In everyday fabric and yarn handling, terms related to thickness, such as “Count” and “Denier” , are frequently encountered. There are several units to express the thickness of yarn, but what are the differences among them? In this instance, I would like to delve into how yarn thickness is represented.

I am Yu Yamamoto from the TAILORS WORLD editorial team.

The Definition of Yarn Thickness

When working with fabrics and threads, terms like denier and tex, indicating thickness, are commonplace. Exploring the nuances of yarn thickness is essential for understanding fabric texture. Yarn thickness is often expressed in denier or tex. Denier measures the weight of a 9000m length, with higher denier indicating thicker yarn. Tex, adhering to ISO standards, measures yarn weight per 1000m or 10000m, influencing thickness.

What is Denier?

Denier is a unit used for filament yarn (continuous long fibers), indicating the weight of 9000m of yarn. If 9000m weighs 1g, it’s 1 denier, and 50g would be 50 denier. Higher denier numbers represent thicker yarn. Filament yarn consists of continuous long fibers, either natural (like silk) or synthetic.

Understanding Tex

Recently, tex (and dtex) has become more prevalent, aligning with International Organization for Standardization (ISO) standards. Tex is a unit applicable to all yarn, measuring weight per 1000m, while dtex uses 10000m. Higher numbers denote thicker yarn, providing a versatile measurement system applicable to all types of yarn.

Short Staple Yarn and Tex

Short staple, or staple fiber, refers to short fibers, such as cotton or wool, typically a few centimeters in length. The unit for measuring yarn thickness in staple fibers is “count,” indicating how much length (in yards) corresponds to a fixed weight (in pounds). However, comparing counts between filament and staple yarn can be misleading, given different standards and materials.
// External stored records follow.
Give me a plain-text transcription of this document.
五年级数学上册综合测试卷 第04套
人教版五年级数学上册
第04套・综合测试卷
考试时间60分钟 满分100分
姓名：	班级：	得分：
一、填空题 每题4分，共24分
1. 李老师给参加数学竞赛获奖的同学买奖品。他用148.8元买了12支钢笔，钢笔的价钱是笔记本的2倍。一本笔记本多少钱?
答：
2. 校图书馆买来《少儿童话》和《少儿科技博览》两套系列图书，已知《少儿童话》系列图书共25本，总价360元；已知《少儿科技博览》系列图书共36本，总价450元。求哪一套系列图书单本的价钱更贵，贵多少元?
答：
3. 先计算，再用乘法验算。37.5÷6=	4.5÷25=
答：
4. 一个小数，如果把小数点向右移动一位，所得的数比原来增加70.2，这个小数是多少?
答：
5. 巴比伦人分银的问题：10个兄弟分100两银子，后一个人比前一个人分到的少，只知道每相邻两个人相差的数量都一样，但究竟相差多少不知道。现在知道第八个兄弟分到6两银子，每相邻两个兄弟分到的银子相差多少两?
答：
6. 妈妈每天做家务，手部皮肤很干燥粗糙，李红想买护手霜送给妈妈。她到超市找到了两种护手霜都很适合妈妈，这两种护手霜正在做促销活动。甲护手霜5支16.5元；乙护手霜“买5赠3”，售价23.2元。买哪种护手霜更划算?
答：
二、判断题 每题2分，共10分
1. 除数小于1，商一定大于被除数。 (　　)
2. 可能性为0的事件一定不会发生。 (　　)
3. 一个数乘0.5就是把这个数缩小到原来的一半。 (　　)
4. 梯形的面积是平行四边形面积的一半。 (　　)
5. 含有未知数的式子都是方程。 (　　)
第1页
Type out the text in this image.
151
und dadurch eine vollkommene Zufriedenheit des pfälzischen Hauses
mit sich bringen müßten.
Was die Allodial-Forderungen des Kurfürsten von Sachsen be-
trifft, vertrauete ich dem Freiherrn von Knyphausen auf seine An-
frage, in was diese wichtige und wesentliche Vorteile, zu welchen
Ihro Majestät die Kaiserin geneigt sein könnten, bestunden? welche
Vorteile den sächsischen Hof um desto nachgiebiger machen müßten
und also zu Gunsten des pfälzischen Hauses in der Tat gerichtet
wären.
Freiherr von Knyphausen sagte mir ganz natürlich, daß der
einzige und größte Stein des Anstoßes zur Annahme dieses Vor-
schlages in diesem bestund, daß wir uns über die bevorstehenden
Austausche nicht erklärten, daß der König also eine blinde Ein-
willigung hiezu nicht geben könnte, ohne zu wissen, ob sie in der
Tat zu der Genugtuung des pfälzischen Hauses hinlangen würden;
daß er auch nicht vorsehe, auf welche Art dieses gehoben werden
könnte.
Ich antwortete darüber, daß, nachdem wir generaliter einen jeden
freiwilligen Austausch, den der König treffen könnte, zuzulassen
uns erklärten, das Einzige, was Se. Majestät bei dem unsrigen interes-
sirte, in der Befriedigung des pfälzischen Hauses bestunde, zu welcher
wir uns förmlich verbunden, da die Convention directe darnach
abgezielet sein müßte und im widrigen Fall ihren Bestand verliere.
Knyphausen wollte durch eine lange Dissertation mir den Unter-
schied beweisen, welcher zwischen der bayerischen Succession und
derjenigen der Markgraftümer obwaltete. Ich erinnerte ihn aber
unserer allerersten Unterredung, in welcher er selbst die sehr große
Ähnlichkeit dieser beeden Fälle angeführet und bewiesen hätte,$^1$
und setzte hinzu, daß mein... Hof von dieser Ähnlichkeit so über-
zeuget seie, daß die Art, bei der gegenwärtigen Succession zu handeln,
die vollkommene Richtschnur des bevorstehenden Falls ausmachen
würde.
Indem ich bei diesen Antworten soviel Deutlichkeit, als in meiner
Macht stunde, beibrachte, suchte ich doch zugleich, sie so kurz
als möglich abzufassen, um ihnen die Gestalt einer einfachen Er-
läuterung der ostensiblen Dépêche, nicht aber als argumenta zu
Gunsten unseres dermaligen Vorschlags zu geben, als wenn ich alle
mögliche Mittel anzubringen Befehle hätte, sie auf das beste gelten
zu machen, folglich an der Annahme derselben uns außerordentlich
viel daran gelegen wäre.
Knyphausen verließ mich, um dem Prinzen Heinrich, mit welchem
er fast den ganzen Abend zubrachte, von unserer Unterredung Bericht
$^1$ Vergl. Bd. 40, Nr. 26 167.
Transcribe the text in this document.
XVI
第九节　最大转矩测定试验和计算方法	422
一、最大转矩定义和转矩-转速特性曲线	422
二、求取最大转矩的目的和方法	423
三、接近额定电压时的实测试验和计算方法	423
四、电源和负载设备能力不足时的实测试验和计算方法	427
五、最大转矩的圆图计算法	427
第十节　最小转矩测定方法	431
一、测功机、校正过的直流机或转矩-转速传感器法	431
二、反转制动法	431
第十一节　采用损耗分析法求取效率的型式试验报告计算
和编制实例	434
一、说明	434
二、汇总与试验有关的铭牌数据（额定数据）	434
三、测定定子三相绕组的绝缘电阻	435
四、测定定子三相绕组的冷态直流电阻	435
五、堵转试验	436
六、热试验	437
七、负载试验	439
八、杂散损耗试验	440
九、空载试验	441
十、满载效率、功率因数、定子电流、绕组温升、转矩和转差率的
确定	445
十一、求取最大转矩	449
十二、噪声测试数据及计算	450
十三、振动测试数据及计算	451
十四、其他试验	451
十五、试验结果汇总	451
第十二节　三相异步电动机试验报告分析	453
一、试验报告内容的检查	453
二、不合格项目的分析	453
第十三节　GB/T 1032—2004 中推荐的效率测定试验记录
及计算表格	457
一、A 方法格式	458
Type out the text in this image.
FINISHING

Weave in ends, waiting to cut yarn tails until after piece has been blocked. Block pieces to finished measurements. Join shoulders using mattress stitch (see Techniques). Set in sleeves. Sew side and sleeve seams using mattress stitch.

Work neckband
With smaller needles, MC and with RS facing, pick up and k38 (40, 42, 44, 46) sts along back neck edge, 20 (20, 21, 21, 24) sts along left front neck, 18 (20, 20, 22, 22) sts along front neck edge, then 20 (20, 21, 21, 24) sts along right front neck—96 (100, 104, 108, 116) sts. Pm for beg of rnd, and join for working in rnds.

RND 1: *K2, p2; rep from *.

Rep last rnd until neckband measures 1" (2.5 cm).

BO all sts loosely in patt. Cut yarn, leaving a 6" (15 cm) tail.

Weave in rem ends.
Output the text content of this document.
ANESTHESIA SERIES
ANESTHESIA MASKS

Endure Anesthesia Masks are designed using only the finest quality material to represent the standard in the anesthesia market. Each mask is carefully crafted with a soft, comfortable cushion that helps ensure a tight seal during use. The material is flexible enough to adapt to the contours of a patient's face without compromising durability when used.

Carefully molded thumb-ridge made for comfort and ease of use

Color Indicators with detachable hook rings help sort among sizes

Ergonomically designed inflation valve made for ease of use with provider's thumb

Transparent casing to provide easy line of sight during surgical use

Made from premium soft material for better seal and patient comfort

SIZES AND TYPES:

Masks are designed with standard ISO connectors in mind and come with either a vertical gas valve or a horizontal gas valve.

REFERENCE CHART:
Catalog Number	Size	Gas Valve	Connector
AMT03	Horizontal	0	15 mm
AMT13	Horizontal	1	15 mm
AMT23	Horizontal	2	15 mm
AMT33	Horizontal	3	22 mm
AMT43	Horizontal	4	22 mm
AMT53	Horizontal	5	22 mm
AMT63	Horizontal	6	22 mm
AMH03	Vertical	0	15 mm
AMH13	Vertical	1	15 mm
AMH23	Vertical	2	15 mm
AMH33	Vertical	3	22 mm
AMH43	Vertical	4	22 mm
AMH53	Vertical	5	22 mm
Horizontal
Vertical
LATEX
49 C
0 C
Dtex and Its Growing Popularity

In line with ISO standards, tex and dtex (decitex) are increasingly used. Tex measures yarn weight per 1000m, while dtex uses 10000m, both providing a universal measurement. As with denier, higher dtex values represent thicker yarn, making it adaptable for various yarn types.

Natural Fiber Thickness

Natural fibers exhibit intrinsic thickness characteristics. Ramie, the thickest, is followed by wool, linen, cotton, and silk. Thinner fibers result in denser and lighter fabrics, while thicker fibers lend themselves to breathable weaves.

Considerations for Choosing Yarn Thickness

Choosing the right yarn thickness is crucial, considering the type of fiber, fabric handling, and sewing techniques. The same numerical value may represent different thicknesses when expressed in denier, tex, or dtex. Attention to units is paramount in ensuring the desired outcome in fabric construction and garment making.


We have learned that the thickness of yarn is referred to by various names depending on the type of fiber. Even with the same numerical value, the thickness can vary significantly in denier, count, and decitex, so attention must be paid to the units. It becomes crucial to alter the material and thickness of the thread based on the fabric and sewing techniques employed.